23.05.2018
FLUG REVUE

GRACE-FODeutsch-amerikanische Zwillingssatelliten starten ins All

Eine Falcon-9-Trägerrakete hat die Erdbeobachtungssatelliten am Dienstag von der Vandenberg Air Force Base in Kalifornien aus in ihre Umlaufbahn gebracht.

GRACE-FO Artist View

Die Zwillingssatelliten der GRACE-FO-Mission messen präzise ihre Distanz. Foto und Copyright: Airbus  

 

GRACE-FO (Gravity Recovery and Climate Experiment Follow-On) ist eine gemeinsame Mission der US-Raumfahrtbehörde NASA und dem Deutschen GeoForschungsZentrum (GFZ) in Potsdam. Die genaue Messung des Abstands zwischen den beiden Satelliten ermöglicht die Erstellung von hochauflösenden Modellen des Schwerefelds der Erde. Diese liefern Details darüber, wie sich Wasser und andere Massen, beispielsweise Eis, auf der Erde bewegen.

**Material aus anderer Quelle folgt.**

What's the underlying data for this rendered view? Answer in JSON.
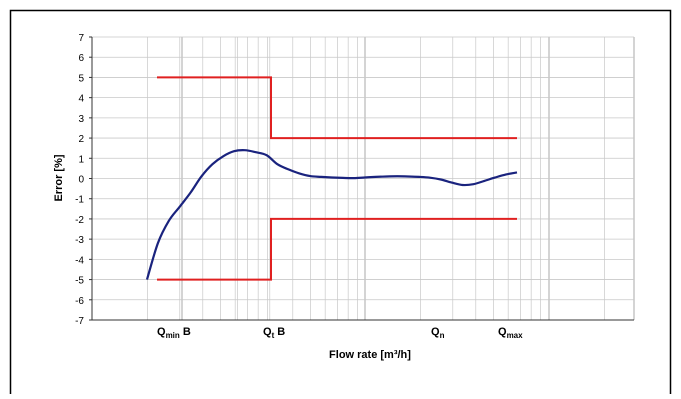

Die von Airbus entwickelten und gebauten GRACE-FO-Satelliten teilten sich den Platz an Bord der Falcon-9-Oberstufe mit fünf Iridium-NEXT-Kommunikationssatelliten. Elf Minuten nach dem Start trennten sich die beiden je 600 Kilogramm schweren Erdbeobachtungssatelliten von ihrer Transport- und Haltestruktur. Kurze Zeit später gingen bei der Bodenstation McMurdo in der Antarktis erste Signale ein. Der Missionsbetrieb wird vom Raumfahrtkontrollzentrum des Deutschen Zentrums für Luft- und Raumfahrt (DLR) in Oberpfaffenhofen gesteuert.

Die GRACE-FO-Satelliten sind in einer polaren, niedrigen Umlaufbahn in einer Höhe von rund 490 Kilometern positioniert, ihr Abstand zueinander beträgt 220 Kilometer. Ihre Distanz zueinander messen sie mit einem vom Jet Propulsion Laboratory der NASA gebauten Mikrowellensystem mit einer Genauigkeit von wenigen Tausendstel Millimetern. Zusätzlich dazu führen die Satelliten Laser-Abstandsmessungen per Interferometer durch. Dabei handelt es sich um ein deutsch-amerikanisches Technologieexperiment. Ein empfindlicher Beschnleunigungsmesser des französischen Forschungszentrums ONERA erfasst nicht-gravitative Effekte wie Atmosphärenreibung und Sonneneinstrahlung. Die Mission soll mindestens fünf Jahre dauern.

Aus den erfassten Daten werden nach Angaben von Airbus monatliche Karten der Veränderungen des Erdschwerefelds erstellt, mithilfe derer die Bewegung von Wasser, Eis und Landmassen verfolgt werden kann. GRACE-FO führt damit die Aufzeichnungen fort, die mit der amerikanisch-deutschen Vorgängermission GRACE von 2002 bis 2017 begannen.